PAROLE DU JOUR — TEMPS ORDINAIRE A

Mercredi 19 août 2026
20ᵉ semaine du Temps ordinaire

Évangile : Matthieu 20, 1-16

Auteur : Mgr BGGR

MÉDITATION

« Les derniers seront les premiers. »

Dans l’Évangile de ce jour, Jésus nous raconte la parabole des ouvriers envoyés à la vigne. Certains commencent à travailler dès le matin, d’autres à la troisième, à la sixième, à la neuvième et même à la onzième heure.

Lorsque vient le moment de recevoir leur salaire, tous reçoivent la même somme. Ceux qui ont travaillé toute la journée se mettent alors à récriminer : « Ces derniers venus n’ont fait qu’une heure, et tu les traites comme nous ! »

Le maître répond : « Mon ami, je ne suis pas injuste envers toi. N’as-tu pas été d’accord avec moi pour un denier ? »

Cette parabole peut nous surprendre. Mais Jésus ne cherche pas ici à nous donner une leçon de gestion salariale. Il nous révèle la logique de la grâce de Dieu.

Dieu ne nous aime pas en fonction de nos mérites. Son amour est gratuit. Nous pouvons facilement tomber dans la comparaison : « Pourquoi lui et pas moi ? » « Pourquoi celui qui est arrivé plus tard reçoit-il autant ? » « Pourquoi Dieu fait-il grâce à celui qui a longtemps été loin de lui ? »

La parabole nous invite à nous réjouir du bien que Dieu accomplit dans la vie des autres, au lieu de considérer leur grâce comme une injustice faite à notre égard.

La première lecture nous présente justement des pasteurs qui, au lieu de prendre soin du troupeau, se préoccupent d’eux-mêmes. Dieu leur reproche leur égoïsme et annonce qu’il prendra lui-même soin de ses brebis.

Voilà le cœur du message : Dieu est un maître qui prend soin, un Père qui cherche ceux qui sont loin et qui offre à chacun la possibilité de revenir à lui.

Peut-être pensons-nous parfois avoir « beaucoup travaillé » pour Dieu. Nous prions, nous servons, nous faisons des sacrifices. Tout cela est précieux.
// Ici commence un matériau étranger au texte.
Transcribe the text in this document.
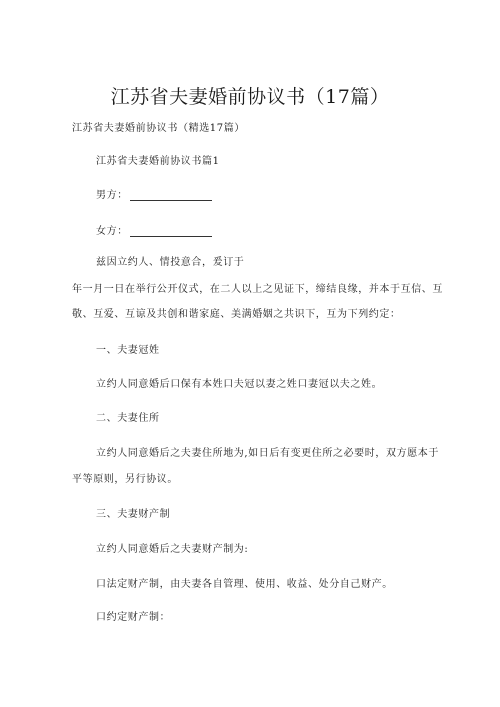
江苏省夫妻婚前协议书（17篇）
江苏省夫妻婚前协议书（精选17篇）
江苏省夫妻婚前协议书篇1
男方：
女方：
兹因立约人、情投意合，爰订于
年一月一日在举行公开仪式，在二人以上之见证下，缔结良缘，并本于互信、互
敬、互爱、互谅及共创和谐家庭、美满婚姻之共识下，互为下列约定：
一、夫妻冠姓
立约人同意婚后口保有本姓口夫冠以妻之姓口妻冠以夫之姓。
二、夫妻住所
立约人同意婚后之夫妻住所地为,如日后有变更住所之必要时，双方愿本于
平等原则，另行协议。
三、夫妻财产制
立约人同意婚后之夫妻财产制为:
口法定财产制，由夫妻各自管理、使用、收益、处分自己财产。
口约定财产制：
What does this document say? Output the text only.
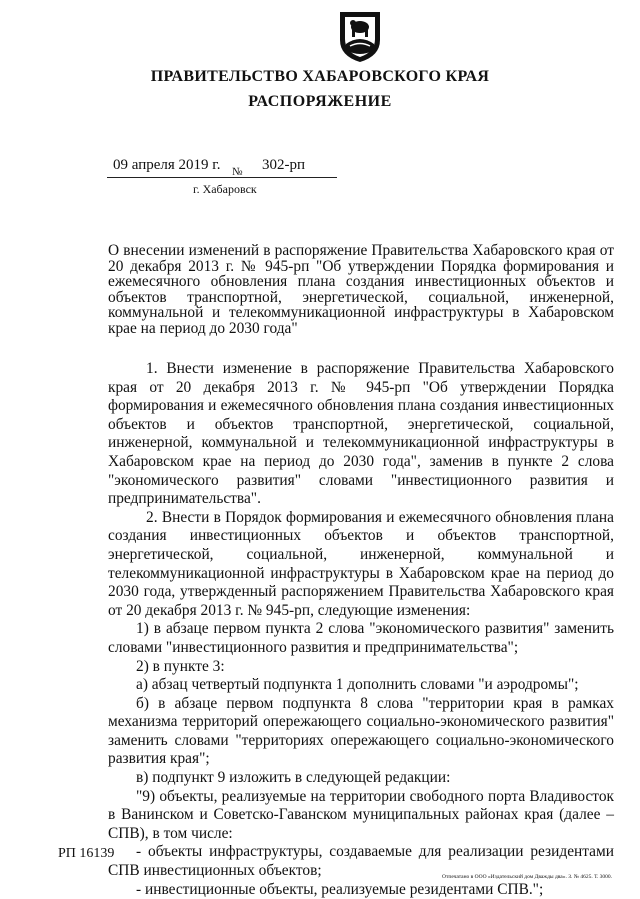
ПРАВИТЕЛЬСТВО ХАБАРОВСКОГО КРАЯ
РАСПОРЯЖЕНИЕ
09 апреля 2019 г. № 302-рп
г. Хабаровск
О внесении изменений в распоряжение Правительства Хабаровского края от 20 декабря 2013 г. № 945-рп "Об утверждении Порядка формирования и ежемесячного обновления плана создания инвестиционных объектов и объектов транспортной, энергетической, социальной, инженерной, коммунальной и телекоммуникационной инфраструктуры в Хабаровском крае на период до 2030 года"

1. Внести изменение в распоряжение Правительства Хабаровского края от 20 декабря 2013 г. № 945-рп "Об утверждении Порядка формирования и ежемесячного обновления плана создания инвестиционных объектов и объектов транспортной, энергетической, социальной, инженерной, коммунальной и телекоммуникационной инфраструктуры в Хабаровском крае на период до 2030 года", заменив в пункте 2 слова "экономического развития" словами "инвестиционного развития и предпринимательства".

2. Внести в Порядок формирования и ежемесячного обновления плана создания инвестиционных объектов и объектов транспортной, энергетической, социальной, инженерной, коммунальной и телекоммуникационной инфраструктуры в Хабаровском крае на период до 2030 года, утвержденный распоряжением Правительства Хабаровского края от 20 декабря 2013 г. № 945-рп, следующие изменения:

1) в абзаце первом пункта 2 слова "экономического развития" заменить словами "инвестиционного развития и предпринимательства";

2) в пункте 3:

а) абзац четвертый подпункта 1 дополнить словами "и аэродромы";

б) в абзаце первом подпункта 8 слова "территории края в рамках механизма территорий опережающего социально-экономического развития" заменить словами "территориях опережающего социально-экономического развития края";

в) подпункт 9 изложить в следующей редакции:

"9) объекты, реализуемые на территории свободного порта Владивосток в Ванинском и Советско-Гаванском муниципальных районах края (далее – СПВ), в том числе:

- объекты инфраструктуры, создаваемые для реализации резидентами СПВ инвестиционных объектов;

- инвестиционные объекты, реализуемые резидентами СПВ.";

РП 16139
Отпечатано в ООО «Издательский дом Дважды два». З. № 4625. Т. 3000.
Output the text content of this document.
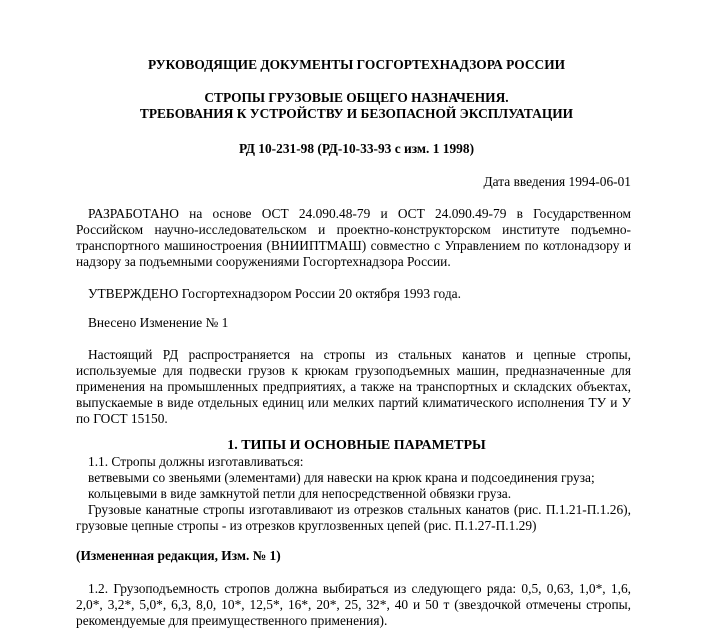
РУКОВОДЯЩИЕ ДОКУМЕНТЫ ГОСГОРТЕХНАДЗОРА РОССИИ

СТРОПЫ ГРУЗОВЫЕ ОБЩЕГО НАЗНАЧЕНИЯ.

ТРЕБОВАНИЯ К УСТРОЙСТВУ И БЕЗОПАСНОЙ ЭКСПЛУАТАЦИИ

РД 10-231-98 (РД-10-33-93 с изм. 1 1998)

Дата введения 1994-06-01

РАЗРАБОТАНО на основе ОСТ 24.090.48-79 и ОСТ 24.090.49-79 в Государственном

Российском научно-исследовательском и проектно-конструкторском институте подъемно-

транспортного машиностроения (ВНИИПТМАШ) совместно с Управлением по котлонадзору и

надзору за подъемными сооружениями Госгортехнадзора России.

УТВЕРЖДЕНО Госгортехнадзором России 20 октября 1993 года.

Внесено Изменение № 1

Настоящий РД распространяется на стропы из стальных канатов и цепные стропы,

используемые для подвески грузов к крюкам грузоподъемных машин, предназначенные для

применения на промышленных предприятиях, а также на транспортных и складских объектах,

выпускаемые в виде отдельных единиц или мелких партий климатического исполнения ТУ и У

по ГОСТ 15150.

1. ТИПЫ И ОСНОВНЫЕ ПАРАМЕТРЫ

1.1. Стропы должны изготавливаться:

ветвевыми со звеньями (элементами) для навески на крюк крана и подсоединения груза;

кольцевыми в виде замкнутой петли для непосредственной обвязки груза.

Грузовые канатные стропы изготавливают из отрезков стальных канатов (рис. П.1.21-П.1.26),

грузовые цепные стропы - из отрезков круглозвенных цепей (рис. П.1.27-П.1.29)

(Измененная редакция, Изм. № 1)

1.2. Грузоподъемность стропов должна выбираться из следующего ряда: 0,5, 0,63, 1,0*, 1,6,

2,0*, 3,2*, 5,0*, 6,3, 8,0, 10*, 12,5*, 16*, 20*, 25, 32*, 40 и 50 т (звездочкой отмечены стропы,

рекомендуемые для преимущественного применения).
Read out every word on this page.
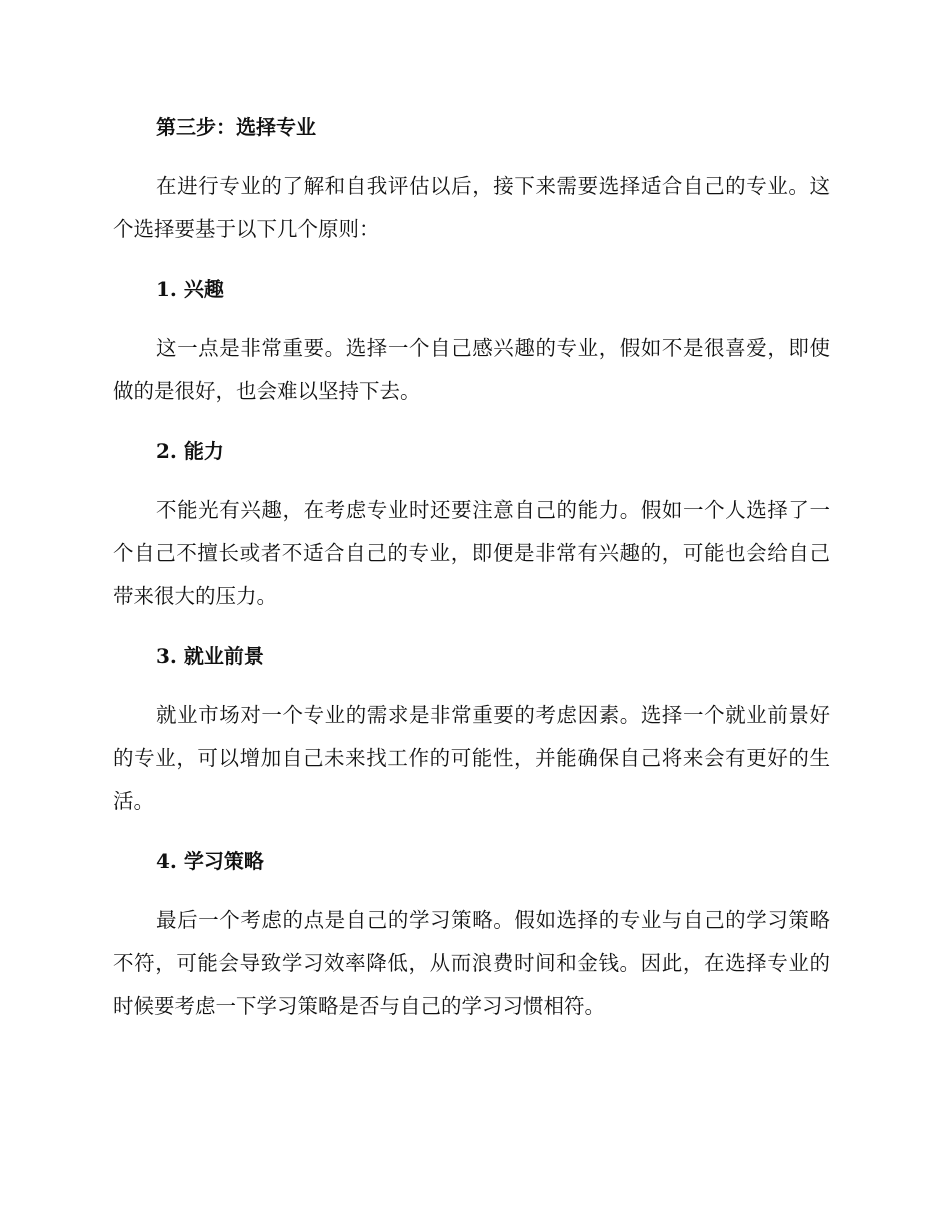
第三步：选择专业

在进行专业的了解和自我评估以后，接下来需要选择适合自己的专业。这个选择要基于以下几个原则：

1. 兴趣

这一点是非常重要。选择一个自己感兴趣的专业，假如不是很喜爱，即使做的是很好，也会难以坚持下去。

2. 能力

不能光有兴趣，在考虑专业时还要注意自己的能力。假如一个人选择了一个自己不擅长或者不适合自己的专业，即便是非常有兴趣的，可能也会给自己带来很大的压力。

3. 就业前景

就业市场对一个专业的需求是非常重要的考虑因素。选择一个就业前景好的专业，可以增加自己未来找工作的可能性，并能确保自己将来会有更好的生活。

4. 学习策略

最后一个考虑的点是自己的学习策略。假如选择的专业与自己的学习策略不符，可能会导致学习效率降低，从而浪费时间和金钱。因此，在选择专业的时候要考虑一下学习策略是否与自己的学习习惯相符。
Mais prenons garde à ne pas transformer notre fidélité en droit sur Dieu ou en motif de jugement des autres.

Le chrétien ne doit pas dire : « J’ai plus de mérite que toi. » Il doit plutôt dire : « Je rends grâce à Dieu pour ce qu’il accomplit en toi comme en moi. »

La vigne du Seigneur a besoin de tous : de ceux qui ont commencé tôt et de ceux qui arrivent tard. Personne n’est inutile dans le Royaume de Dieu.

Aujourd’hui, le Seigneur nous invite donc à abandonner la comparaison, la jalousie et le sentiment de supériorité.

La grâce reçue par mon frère ne diminue pas la grâce que Dieu m’accorde.

APPEL POUR AUJOURD’HUI

Demandons la grâce :

● de nous réjouir du bien accompli dans la vie des autres ;
● de renoncer à la comparaison et à la jalousie ;
● de reconnaître la gratuité de l’amour de Dieu ;
● de devenir des serviteurs attentifs au bien de nos frères.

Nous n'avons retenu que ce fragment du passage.